Burne-Jones's Love Leading the Pilgrim

Until recently, the Pre-Raphaelites have been relegated by modern taste to a murky backwater of 'Victoriana', thought to embody a quaint vision of sentimental escapism propagated by the upper classes. With a few notable exceptions, this backwater is where they have rested since their decline in popularity around the advent of twentieth-century Modernism. In 1935, the Tate was able to purchase Burne-Jones's Love Leading the Pilgrim for a mere £94 10s, testifying to the low regard in which the movement has been held. However, emerging reappraisals of the Pre-Raphaelites lay emphasis on the surprisingly revolutionary nature of the movement, its members and its artistic output.

This is precisely what Tate Britain's autumn blockbuster exhibition takes pains to demonstrate. Pre-Raphaelites: Victorian Avant-Garde attempts, as its title suggests, to rescue these artists from cultural ignominy and to showcase their radical vision within their artistic and social contexts.

It is perhaps no coincidence that the Tate has chosen to launch such a milestone exhibition in a year which has seen a significant emphasis on all things British. The Pre-Raphaelites' musical peers have seen a similar resurgence, as evidenced by the proliferation of British composers such as Elgar and Vaughan Williams at the BBC Proms this summer. This is in many ways a result, both directly and indirectly, of a cultural coup attempting to capitalise on this decade's holy trinity of Britishness (the Royal Wedding, Diamond Jubilee and London Olympics).

But the Pre-Raphaelite movement can strike a resounding chord with a 21stcentury audience, British or otherwise, thanks to its combinations of realism and idealism, high-minded socialism and business acumen, art and craft.

The movement began in 1848 when three young artists somewhat presumptuously named themselves the Pre-Raphaelite Brotherhood: Dante Gabriel Rossetti, William Holman Hunt and John Everett Millais. Attempting to throw off the shackles of the Royal Academy, which claimed a monopoly on artistic taste, the Brotherhood espoused the ideas of the famous art critic John Ruskin, drawing particularly on his respect for all things medieval and on the perceived importance of painting from nature.
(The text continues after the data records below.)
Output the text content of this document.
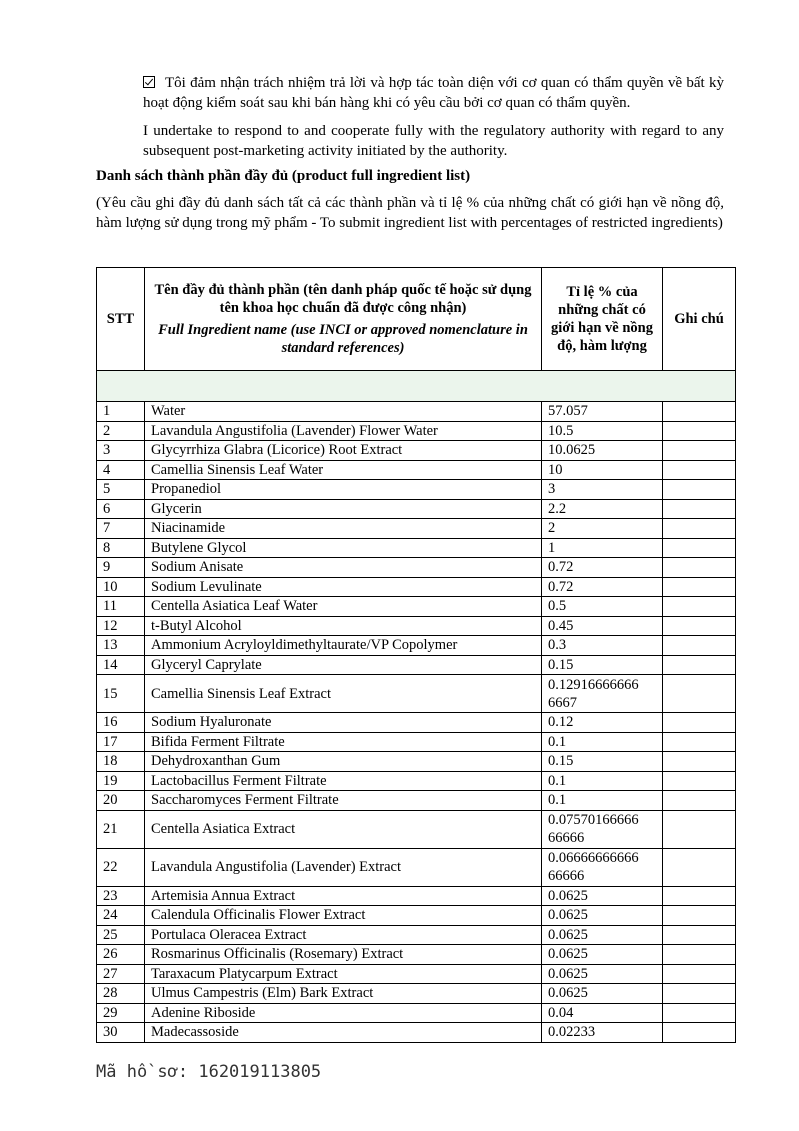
Tôi đảm nhận trách nhiệm trả lời và hợp tác toàn diện với cơ quan có thẩm quyền về bất kỳ hoạt động kiểm soát sau khi bán hàng khi có yêu cầu bởi cơ quan có thẩm quyền.
I undertake to respond to and cooperate fully with the regulatory authority with regard to any subsequent post-marketing activity initiated by the authority.
Danh sách thành phần đầy đủ (product full ingredient list)
(Yêu cầu ghi đầy đủ danh sách tất cả các thành phần và tỉ lệ % của những chất có giới hạn về nồng độ, hàm lượng sử dụng trong mỹ phẩm - To submit ingredient list with percentages of restricted ingredients)
STT	Tên đầy đủ thành phần (tên danh pháp quốc tế hoặc sử dụng tên khoa học chuẩn đã được công nhận)
Full Ingredient name (use INCI or approved nomenclature in standard references)	Tỉ lệ % của những chất có giới hạn về nồng độ, hàm lượng	Ghi chú

1	Water	57.057	
2	Lavandula Angustifolia (Lavender) Flower Water	10.5	
3	Glycyrrhiza Glabra (Licorice) Root Extract	10.0625	
4	Camellia Sinensis Leaf Water	10	
5	Propanediol	3	
6	Glycerin	2.2	
7	Niacinamide	2	
8	Butylene Glycol	1	
9	Sodium Anisate	0.72	
10	Sodium Levulinate	0.72	
11	Centella Asiatica Leaf Water	0.5	
12	t-Butyl Alcohol	0.45	
13	Ammonium Acryloyldimethyltaurate/VP Copolymer	0.3	
14	Glyceryl Caprylate	0.15	
15	Camellia Sinensis Leaf Extract	0.12916666666
6667	

16	Sodium Hyaluronate	0.12	
17	Bifida Ferment Filtrate	0.1	
18	Dehydroxanthan Gum	0.15	
19	Lactobacillus Ferment Filtrate	0.1	
20	Saccharomyces Ferment Filtrate	0.1	
21	Centella Asiatica Extract	0.07570166666
66666	

22	Lavandula Angustifolia (Lavender) Extract	0.06666666666
66666	

23	Artemisia Annua Extract	0.0625	
24	Calendula Officinalis Flower Extract	0.0625	
25	Portulaca Oleracea Extract	0.0625	
26	Rosmarinus Officinalis (Rosemary) Extract	0.0625	
27	Taraxacum Platycarpum Extract	0.0625	
28	Ulmus Campestris (Elm) Bark Extract	0.0625	
29	Adenine Riboside	0.04	
30	Madecassoside	0.02233	
Mã hồ sơ: 162019113805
When they secured the great man himself as patron and champion, their success became assured.

As the exhibition demonstrates, although the Pre-Raphaelite Brotherhood only existed for five years, the founders and other associated artists continued to develop the ideas of the Brotherhood for a further quarter of a century. The movement arguably contributed to the nascent Symbolist, Aesthetic and Arts and Crafts movements.

William Morris carpet

One of the most central pieces in the exhibition is not a painting by one of these artists, but a piece of furniture designed and made by women. William Morris's bed, taken from his country home at Kelmscott, provides a centrepiece to the room in the exhibition devoted to Pre-Raphaelite design (another vital, often forgotten, legacy).

The hangings and counterpane are designed and created by Morris's daughter, May, pointing to the central role of craft in the Pre-Raphaelite vision and detracting from the popular image of the Brotherhood as a group of white middle-class males intent on portraying women as sexualised objects. 

William Morris, a second-generation Pre-Raphaelite and protégé of Rossetti, has often been somewhat marginalised in Pre-Raphaelite scholarship. However, he is a figure who embodies many of their aims and interests, and who arguably speaks most convincingly to our modern age.

Morris was no painter (as his only known easel work, La Belle Iseult, demonstrates), but his proliferation of other talents made up for this failing. Known primarily to his contemporaries as a poet, he was also a committed and brilliant designer, translator, printer, socialist, conservationist, craftsman and businessman.

His abhorrence of mass-manufactured goods combined with his need to make a living led Morris to the rather modern occupation of running a business. Under his guidance, the Pre-Raphaelite interior design firm Morris, Marshall, Faulkner & Co. became a commercial and artistic success, and still flourishes today.

The firm's beautiful and practical hand-made home furnishings embody his mantra of 'art for life'. This aspect of the Pre-Raphaelite ideal perhaps resonates particularly strongly today, in an age which values comfort and informality in the home and which is increasingly aware of its subjection to the trends of mass-manufacturing and marketing.

As an ardent socialist, Morris was painfully aware that his costly labour-intensive designs could only be afforded by a social elite. Yet in bringing artistic design into the home and into public spaces such as the South Kensington Museum, he began to bring art to the domestic sphere of the masses in an unprecedented way.

Morris claimed “I do not want art for a few, any more than I want education for a few or freedom for a few.” His version of the Pre-Raphaelite vision suggests that he was a man of our time, committed to expanding the definition of art to include all areas of craft and design and to bringing art and beauty into every sphere of life.